You just need to recognize that it’s time to move on.
Walking Away from a Manuscript
This is the hard one, the truly hard one, and not one you come to lightly—or at all. I only became aware of it after reading a blog post made by an author.
In the previous guide I spoke to you about all the editing process, of getting through your work to streamline, improve, optimise and generally do everything in your power to make your novel the best it can be.
If you choose to look for representation or for a publisher, be prepared for rejection. I still remember the first rejection letter I received and one day I’ll frame it. As many will tell you, it’s a very subjective business and what someone likes another will definitely hate.
Why am I telling you this? Because after each rejection you’ll undoubtedly try to fix something in your novel, that one thing you’re sure was the reason the agent/publisher rejected you. And you’ll do so with neurotic abandon.

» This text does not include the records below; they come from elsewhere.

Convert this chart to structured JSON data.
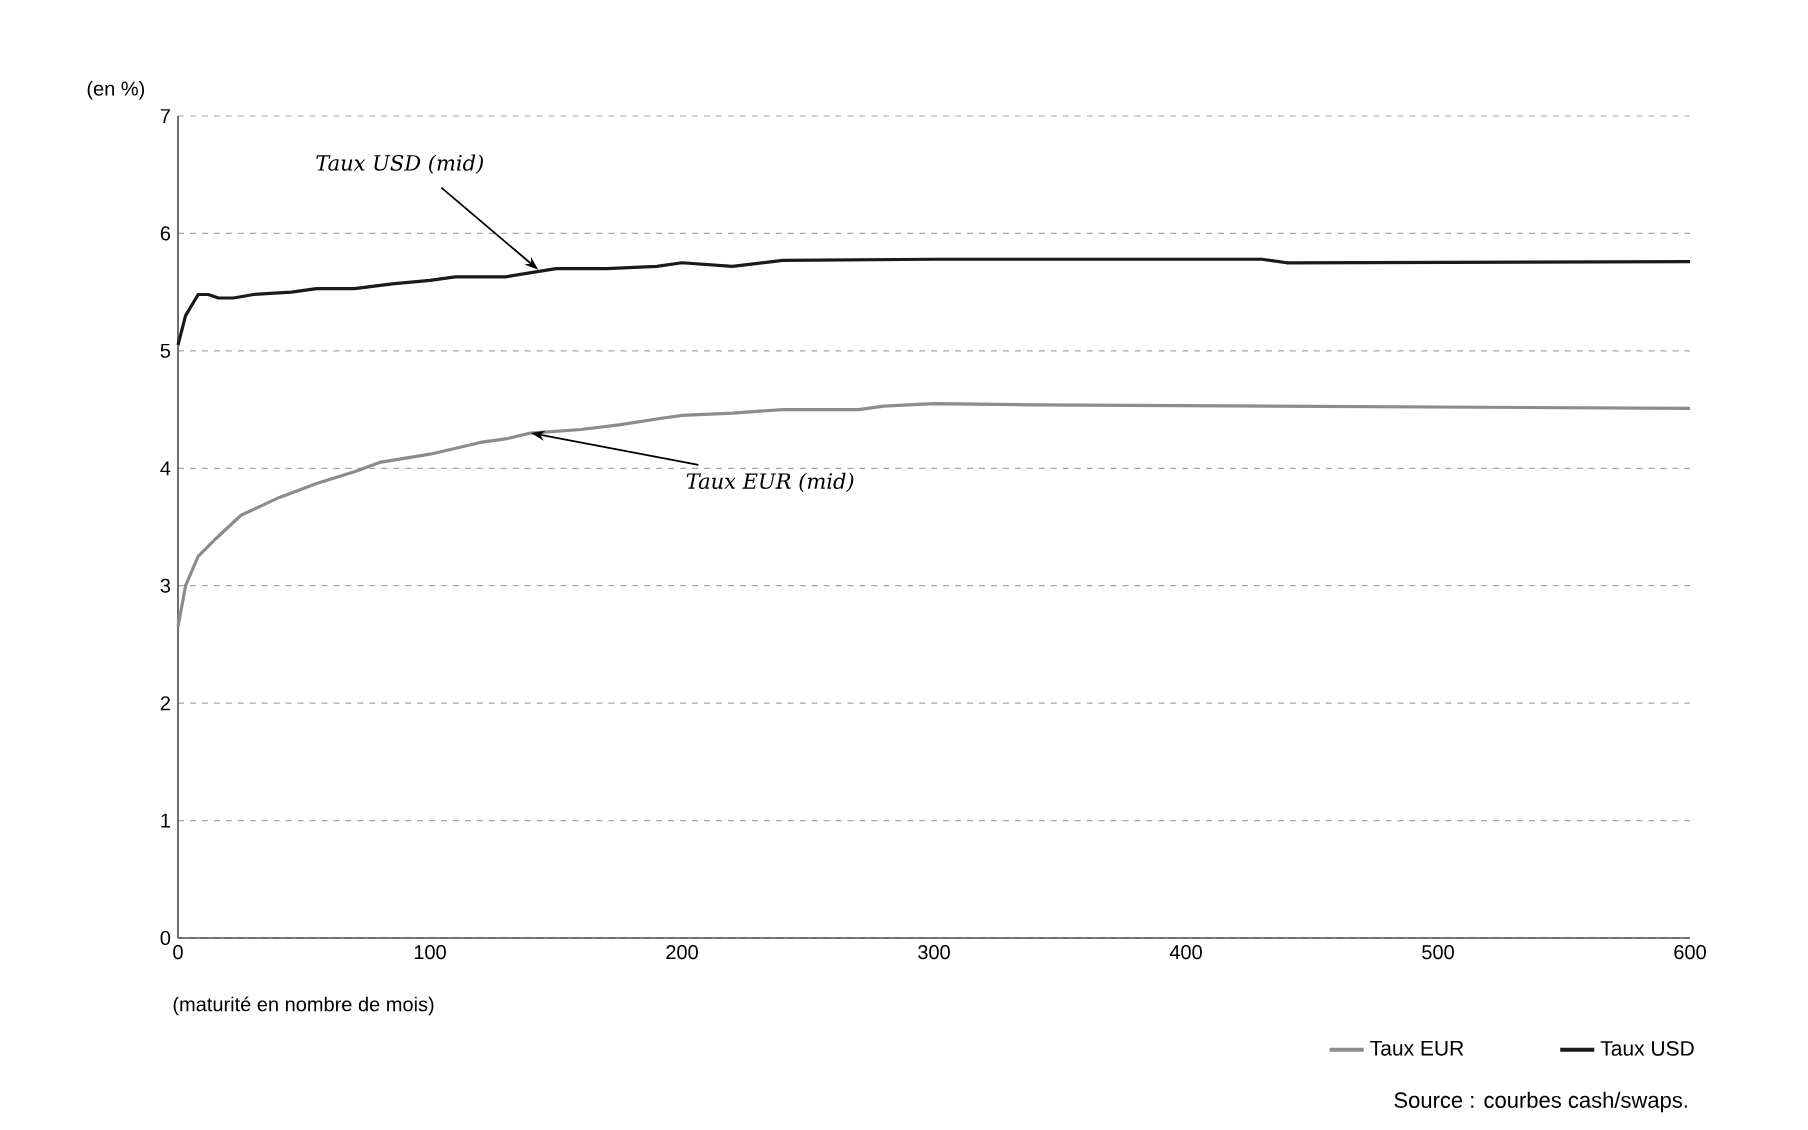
{
  "chart_data": {
    "type": "line",
    "ylabel": "(en %)",
    "xlabel": "(maturité en nombre de mois)",
    "xlim": [
      0,
      600
    ],
    "xticks": [
      0,
      100,
      200,
      300,
      400,
      500,
      600
    ],
    "ylim": [
      0,
      7
    ],
    "yticks": [
      0,
      1,
      2,
      3,
      4,
      5,
      6,
      7
    ],
    "grid": "y",
    "legend": "bottom right",
    "line_style": "solid",
    "marker": "none",
    "series": [
      {
        "name": "Taux EUR",
        "color": "#8c8c8c",
        "x": [
          0,
          3,
          8,
          15,
          25,
          40,
          55,
          70,
          80,
          100,
          120,
          130,
          140,
          160,
          175,
          190,
          200,
          220,
          240,
          270,
          280,
          300,
          340,
          600
        ],
        "values": [
          2.65,
          3.0,
          3.25,
          3.4,
          3.6,
          3.75,
          3.87,
          3.97,
          4.05,
          4.12,
          4.22,
          4.25,
          4.3,
          4.33,
          4.37,
          4.42,
          4.45,
          4.47,
          4.5,
          4.5,
          4.53,
          4.55,
          4.54,
          4.51
        ]
      },
      {
        "name": "Taux USD",
        "color": "#1a1a1a",
        "x": [
          0,
          3,
          8,
          12,
          16,
          22,
          30,
          45,
          55,
          70,
          85,
          100,
          110,
          130,
          150,
          170,
          190,
          200,
          220,
          240,
          300,
          430,
          440,
          600
        ],
        "values": [
          5.05,
          5.3,
          5.48,
          5.48,
          5.45,
          5.45,
          5.48,
          5.5,
          5.53,
          5.53,
          5.57,
          5.6,
          5.63,
          5.63,
          5.7,
          5.7,
          5.72,
          5.75,
          5.72,
          5.77,
          5.78,
          5.78,
          5.75,
          5.76
        ]
      }
    ],
    "annotations": [
      {
        "text": "Taux USD (mid)",
        "x": 143,
        "y": 5.69
      },
      {
        "text": "Taux EUR (mid)",
        "x": 140,
        "y": 4.3
      },
      "Source : courbes cash/swaps."
    ]
  }
}
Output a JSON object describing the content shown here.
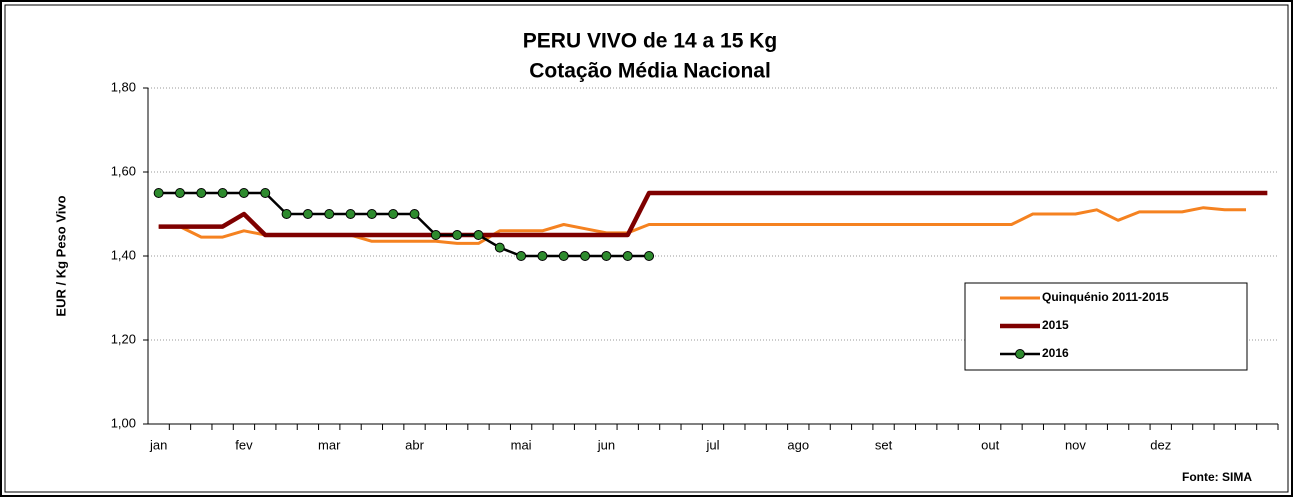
{
  "chart_data": {
    "type": "line",
    "title": "PERU VIVO de 14 a 15 Kg",
    "subtitle": "Cotação Média Nacional",
    "y_label": "EUR / Kg Peso Vivo",
    "source": "Fonte: SIMA",
    "categories": [
      "jan",
      null,
      null,
      null,
      "fev",
      null,
      null,
      null,
      "mar",
      null,
      null,
      null,
      "abr",
      null,
      null,
      null,
      null,
      "mai",
      null,
      null,
      null,
      "jun",
      null,
      null,
      null,
      null,
      "jul",
      null,
      null,
      null,
      "ago",
      null,
      null,
      null,
      "set",
      null,
      null,
      null,
      null,
      "out",
      null,
      null,
      null,
      "nov",
      null,
      null,
      null,
      "dez",
      null,
      null,
      null,
      null,
      null
    ],
    "ylim": [
      1.0,
      1.8
    ],
    "yticks": [
      {
        "value": 1.0,
        "label": "1,00"
      },
      {
        "value": 1.2,
        "label": "1,20"
      },
      {
        "value": 1.4,
        "label": "1,40"
      },
      {
        "value": 1.6,
        "label": "1,60"
      },
      {
        "value": 1.8,
        "label": "1,80"
      }
    ],
    "grid": true,
    "legend": "center-right",
    "series": [
      {
        "name": "Quinquénio 2011-2015",
        "color": "#f58220",
        "line_width": 3,
        "values": [
          1.47,
          1.47,
          1.445,
          1.445,
          1.46,
          1.45,
          1.45,
          1.45,
          1.45,
          1.45,
          1.435,
          1.435,
          1.435,
          1.435,
          1.43,
          1.43,
          1.46,
          1.46,
          1.46,
          1.475,
          1.465,
          1.455,
          1.455,
          1.475,
          1.475,
          1.475,
          1.475,
          1.475,
          1.475,
          1.475,
          1.475,
          1.475,
          1.475,
          1.475,
          1.475,
          1.475,
          1.475,
          1.475,
          1.475,
          1.475,
          1.475,
          1.5,
          1.5,
          1.5,
          1.51,
          1.485,
          1.505,
          1.505,
          1.505,
          1.515,
          1.51,
          1.51,
          null
        ]
      },
      {
        "name": "2015",
        "color": "#7f0000",
        "line_width": 4.5,
        "values": [
          1.47,
          1.47,
          1.47,
          1.47,
          1.5,
          1.45,
          1.45,
          1.45,
          1.45,
          1.45,
          1.45,
          1.45,
          1.45,
          1.45,
          1.45,
          1.45,
          1.45,
          1.45,
          1.45,
          1.45,
          1.45,
          1.45,
          1.45,
          1.55,
          1.55,
          1.55,
          1.55,
          1.55,
          1.55,
          1.55,
          1.55,
          1.55,
          1.55,
          1.55,
          1.55,
          1.55,
          1.55,
          1.55,
          1.55,
          1.55,
          1.55,
          1.55,
          1.55,
          1.55,
          1.55,
          1.55,
          1.55,
          1.55,
          1.55,
          1.55,
          1.55,
          1.55,
          1.55
        ]
      },
      {
        "name": "2016",
        "color": "#000000",
        "marker_color": "#2e8b2e",
        "line_width": 2.5,
        "values": [
          1.55,
          1.55,
          1.55,
          1.55,
          1.55,
          1.55,
          1.5,
          1.5,
          1.5,
          1.5,
          1.5,
          1.5,
          1.5,
          1.45,
          1.45,
          1.45,
          1.42,
          1.4,
          1.4,
          1.4,
          1.4,
          1.4,
          1.4,
          1.4,
          null,
          null,
          null,
          null,
          null,
          null,
          null,
          null,
          null,
          null,
          null,
          null,
          null,
          null,
          null,
          null,
          null,
          null,
          null,
          null,
          null,
          null,
          null,
          null,
          null,
          null,
          null,
          null,
          null
        ]
      }
    ]
  }
}
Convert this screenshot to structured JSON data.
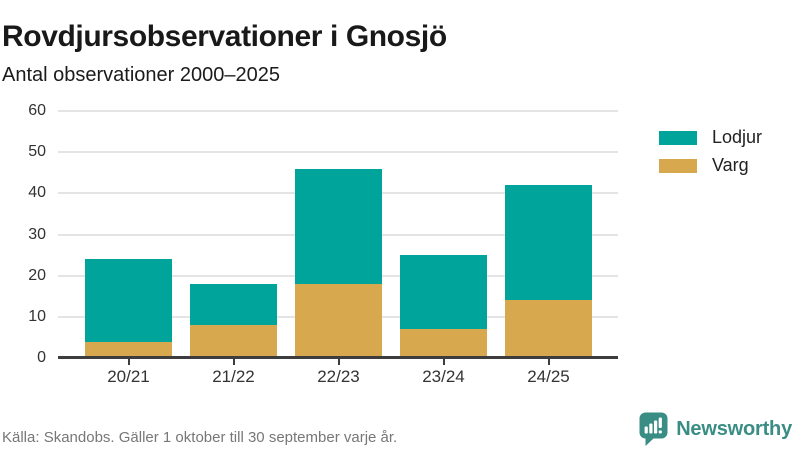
{
  "header": {
    "title": "Rovdjursobservationer i Gnosjö",
    "subtitle": "Antal observationer 2000–2025"
  },
  "chart_data": {
    "type": "bar",
    "stacked": true,
    "categories": [
      "20/21",
      "21/22",
      "22/23",
      "23/24",
      "24/25"
    ],
    "series": [
      {
        "name": "Lodjur",
        "color": "#00a49a",
        "values": [
          20,
          10,
          28,
          18,
          28
        ]
      },
      {
        "name": "Varg",
        "color": "#d8a84e",
        "values": [
          4,
          8,
          18,
          7,
          14
        ]
      }
    ],
    "totals": [
      24,
      18,
      46,
      25,
      42
    ],
    "ylim": [
      0,
      60
    ],
    "yticks": [
      0,
      10,
      20,
      30,
      40,
      50,
      60
    ],
    "xlabel": "",
    "ylabel": "",
    "grid": true,
    "legend_position": "right"
  },
  "footer": {
    "source": "Källa: Skandobs. Gäller 1 oktober till 30 september varje år.",
    "brand": "Newsworthy"
  },
  "colors": {
    "lodjur_teal": "#00a49a",
    "varg_gold": "#d8a84e",
    "brand_teal": "#3a8d85",
    "axis_dark": "#3d3d3d",
    "gridline_gray": "#e4e4e4"
  }
}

But there’s only so much you can fix, only so much you can scrape off.
There comes a time when you have to look at your manuscript and put it aside, walking away from it and towards other ventures. If there’s a fantastic story in your head waiting to be told, don’t let the quest for publication stop you from doing it. If one manuscript is getting nowhere, then you might need to consider letting go and focus your energies on a new project and then try to get that one published.
Don’t Give up too early
Or at all, is what I’d like to say.
I know I’ve just spoken to you about giving up and packing up and leaving things. But you should never do it lightly. Never do it without fighting. Only do so when you’ve reached the point where you’re not getting anywhere, either with the concept or the querying.
And before you decide to give up on the manuscript altogether, maybe you should consider independent publishing. Is it something you’re interested in; is it something you can afford? If the answer’s yes, the maybe that’s the road you should take.
But if not, then maybe it’s time to let it go.
I had originally intended on this being the last guide for this series, but as I’ve written and as is always the case, I’ve had more ideas. This will be the last on the process, however, unless I get a request to cover a specific part of it. Future guides will be more about storytelling itself, my advice on handling different types of scenes.
As always, I hope this has been of some help.